Congress has also considered legislation to curb drug prices. H.R. 3, also known as the Elijah E. Cummings Lower Drug Costs Now Act, would require federal payors like the Department of Health and Human Services to negotiate drug prices. It would also cap the maximum price attainable by negotiations to 120% of the average price of a given drug in a handful of peer nations like France, Germany, and Japan. Furthermore, the bill would require drug manufacturers to issue rebates to federal payors for drugs that are both covered by Medicare and also cost $100 or more.

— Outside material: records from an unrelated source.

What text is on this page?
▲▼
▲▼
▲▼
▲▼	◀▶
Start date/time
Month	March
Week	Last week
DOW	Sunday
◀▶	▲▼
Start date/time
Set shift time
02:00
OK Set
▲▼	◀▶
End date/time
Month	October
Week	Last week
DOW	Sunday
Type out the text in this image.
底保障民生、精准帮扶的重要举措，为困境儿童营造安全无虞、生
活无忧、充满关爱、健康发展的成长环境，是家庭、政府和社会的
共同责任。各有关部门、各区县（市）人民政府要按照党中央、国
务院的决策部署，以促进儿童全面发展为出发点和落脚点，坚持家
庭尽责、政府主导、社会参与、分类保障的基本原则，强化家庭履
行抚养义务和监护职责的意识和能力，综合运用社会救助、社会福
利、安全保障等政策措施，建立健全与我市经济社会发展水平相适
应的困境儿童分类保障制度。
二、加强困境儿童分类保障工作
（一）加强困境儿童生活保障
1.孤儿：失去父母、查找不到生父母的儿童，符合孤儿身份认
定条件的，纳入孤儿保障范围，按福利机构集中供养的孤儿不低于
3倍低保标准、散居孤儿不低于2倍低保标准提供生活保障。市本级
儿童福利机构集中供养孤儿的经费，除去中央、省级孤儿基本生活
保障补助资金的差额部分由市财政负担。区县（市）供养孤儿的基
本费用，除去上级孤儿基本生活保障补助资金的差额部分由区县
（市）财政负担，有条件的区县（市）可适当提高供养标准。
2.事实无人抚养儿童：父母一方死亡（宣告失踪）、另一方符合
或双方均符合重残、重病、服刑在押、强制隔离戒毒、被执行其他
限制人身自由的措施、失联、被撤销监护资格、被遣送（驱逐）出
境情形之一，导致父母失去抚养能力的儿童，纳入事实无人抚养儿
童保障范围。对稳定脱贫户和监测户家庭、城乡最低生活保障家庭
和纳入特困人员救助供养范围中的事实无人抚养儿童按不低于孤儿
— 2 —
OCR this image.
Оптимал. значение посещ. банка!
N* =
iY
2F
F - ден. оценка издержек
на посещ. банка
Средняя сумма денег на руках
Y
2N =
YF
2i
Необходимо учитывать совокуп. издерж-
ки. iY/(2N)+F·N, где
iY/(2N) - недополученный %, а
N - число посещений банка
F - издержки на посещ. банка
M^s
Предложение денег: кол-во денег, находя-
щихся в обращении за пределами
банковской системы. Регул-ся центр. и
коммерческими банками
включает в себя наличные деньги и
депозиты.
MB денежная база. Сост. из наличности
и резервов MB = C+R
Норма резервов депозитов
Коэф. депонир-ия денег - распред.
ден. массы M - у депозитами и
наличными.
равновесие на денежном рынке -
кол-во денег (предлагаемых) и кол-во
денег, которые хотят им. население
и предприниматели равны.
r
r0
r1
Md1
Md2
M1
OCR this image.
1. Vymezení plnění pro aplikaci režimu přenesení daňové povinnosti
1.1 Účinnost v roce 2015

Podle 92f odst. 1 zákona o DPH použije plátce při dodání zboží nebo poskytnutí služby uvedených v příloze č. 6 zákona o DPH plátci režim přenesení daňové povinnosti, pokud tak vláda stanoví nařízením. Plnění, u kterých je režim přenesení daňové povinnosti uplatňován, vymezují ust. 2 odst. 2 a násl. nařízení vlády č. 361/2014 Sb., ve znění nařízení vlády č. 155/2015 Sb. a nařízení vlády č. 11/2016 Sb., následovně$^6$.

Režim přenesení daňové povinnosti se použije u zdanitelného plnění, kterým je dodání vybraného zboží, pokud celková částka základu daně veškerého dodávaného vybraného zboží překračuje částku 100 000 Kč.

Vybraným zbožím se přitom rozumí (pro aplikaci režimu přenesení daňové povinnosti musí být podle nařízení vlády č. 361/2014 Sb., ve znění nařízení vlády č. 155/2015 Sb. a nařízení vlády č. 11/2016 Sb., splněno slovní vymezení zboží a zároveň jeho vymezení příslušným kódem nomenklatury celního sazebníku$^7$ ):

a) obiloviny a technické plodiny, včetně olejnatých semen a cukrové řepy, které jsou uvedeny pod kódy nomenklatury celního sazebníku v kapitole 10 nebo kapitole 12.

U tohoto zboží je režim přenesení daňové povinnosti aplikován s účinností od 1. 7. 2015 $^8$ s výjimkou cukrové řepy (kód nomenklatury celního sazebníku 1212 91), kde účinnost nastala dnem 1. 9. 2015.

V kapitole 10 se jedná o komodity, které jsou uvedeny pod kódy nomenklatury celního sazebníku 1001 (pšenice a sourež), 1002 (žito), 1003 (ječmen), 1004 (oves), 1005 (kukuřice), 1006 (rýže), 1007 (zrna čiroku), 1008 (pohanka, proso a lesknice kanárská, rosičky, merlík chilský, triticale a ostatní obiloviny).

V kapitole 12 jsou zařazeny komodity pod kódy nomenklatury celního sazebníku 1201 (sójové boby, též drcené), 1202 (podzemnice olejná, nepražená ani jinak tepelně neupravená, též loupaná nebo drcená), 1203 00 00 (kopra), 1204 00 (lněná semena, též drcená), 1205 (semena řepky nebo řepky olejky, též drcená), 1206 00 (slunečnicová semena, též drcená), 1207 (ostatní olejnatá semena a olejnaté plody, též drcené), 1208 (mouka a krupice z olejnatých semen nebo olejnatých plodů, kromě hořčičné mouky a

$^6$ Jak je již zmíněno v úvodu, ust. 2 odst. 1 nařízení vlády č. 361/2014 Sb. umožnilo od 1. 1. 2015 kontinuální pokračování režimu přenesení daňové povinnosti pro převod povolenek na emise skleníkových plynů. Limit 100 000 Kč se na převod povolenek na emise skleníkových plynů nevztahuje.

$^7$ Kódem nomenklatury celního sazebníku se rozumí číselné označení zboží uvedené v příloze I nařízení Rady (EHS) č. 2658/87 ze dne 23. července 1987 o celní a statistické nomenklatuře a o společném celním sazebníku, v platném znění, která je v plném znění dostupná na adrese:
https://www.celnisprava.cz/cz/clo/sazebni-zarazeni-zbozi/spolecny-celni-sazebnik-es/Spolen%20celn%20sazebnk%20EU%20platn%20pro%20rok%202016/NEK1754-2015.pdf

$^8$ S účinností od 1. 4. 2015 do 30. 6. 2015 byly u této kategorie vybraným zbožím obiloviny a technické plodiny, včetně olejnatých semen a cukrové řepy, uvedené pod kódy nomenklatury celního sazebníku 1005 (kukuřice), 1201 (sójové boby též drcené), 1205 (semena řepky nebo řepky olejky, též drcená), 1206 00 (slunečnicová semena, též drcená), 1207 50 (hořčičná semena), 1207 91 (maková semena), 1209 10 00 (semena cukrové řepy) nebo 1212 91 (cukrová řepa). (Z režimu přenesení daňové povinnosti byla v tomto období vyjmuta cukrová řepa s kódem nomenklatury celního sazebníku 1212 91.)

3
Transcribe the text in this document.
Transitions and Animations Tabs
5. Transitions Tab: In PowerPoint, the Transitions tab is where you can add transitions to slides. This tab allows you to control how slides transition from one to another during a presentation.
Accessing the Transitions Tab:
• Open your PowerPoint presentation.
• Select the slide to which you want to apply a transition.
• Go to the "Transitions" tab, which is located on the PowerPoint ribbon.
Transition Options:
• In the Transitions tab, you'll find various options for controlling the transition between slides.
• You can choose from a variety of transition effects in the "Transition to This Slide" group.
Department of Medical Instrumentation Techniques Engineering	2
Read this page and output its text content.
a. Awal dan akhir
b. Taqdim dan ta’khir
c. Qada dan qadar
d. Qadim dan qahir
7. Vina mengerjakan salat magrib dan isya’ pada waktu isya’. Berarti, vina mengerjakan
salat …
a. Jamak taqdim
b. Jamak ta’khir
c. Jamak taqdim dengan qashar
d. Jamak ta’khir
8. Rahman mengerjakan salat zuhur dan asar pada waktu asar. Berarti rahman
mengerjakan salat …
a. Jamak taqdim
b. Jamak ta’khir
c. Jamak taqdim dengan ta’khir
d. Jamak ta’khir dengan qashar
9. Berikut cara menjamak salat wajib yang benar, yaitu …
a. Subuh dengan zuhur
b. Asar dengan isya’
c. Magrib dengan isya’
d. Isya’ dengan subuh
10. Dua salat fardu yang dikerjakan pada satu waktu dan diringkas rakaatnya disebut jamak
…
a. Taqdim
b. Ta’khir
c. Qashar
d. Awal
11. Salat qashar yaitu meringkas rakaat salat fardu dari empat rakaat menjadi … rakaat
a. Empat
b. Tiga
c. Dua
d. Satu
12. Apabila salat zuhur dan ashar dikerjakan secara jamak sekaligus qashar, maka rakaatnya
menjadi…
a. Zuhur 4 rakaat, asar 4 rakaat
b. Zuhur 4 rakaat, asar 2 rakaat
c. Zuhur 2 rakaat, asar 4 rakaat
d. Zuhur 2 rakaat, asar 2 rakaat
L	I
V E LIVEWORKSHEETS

While these proposed changes to the law are highly favorable for consumers and especially for Medicare patients, they would be detrimental to the bottom line for both Amgen and Bristol Myers, not to mention many other pharmaceutical companies. The legislation has no chance of passing Congress with the current distribution of political power, though a Democratic victory in the upcoming election could pave the way for it to proceed.

How should investors use this information? In short, by refraining from investing in a company that has drawn flak from regulators and the media as a result of overpricing its drugs. Though raising prices has been a reliable way to pad margins so far, multiple wings of government have started to move in favor of curbing this practice, and it probably won't be viable in the long run. At the same time, if the price of certain drugs becomes tied to the cost of generic versions, it's reasonable to suspect that generic drug manufacturers will flourish.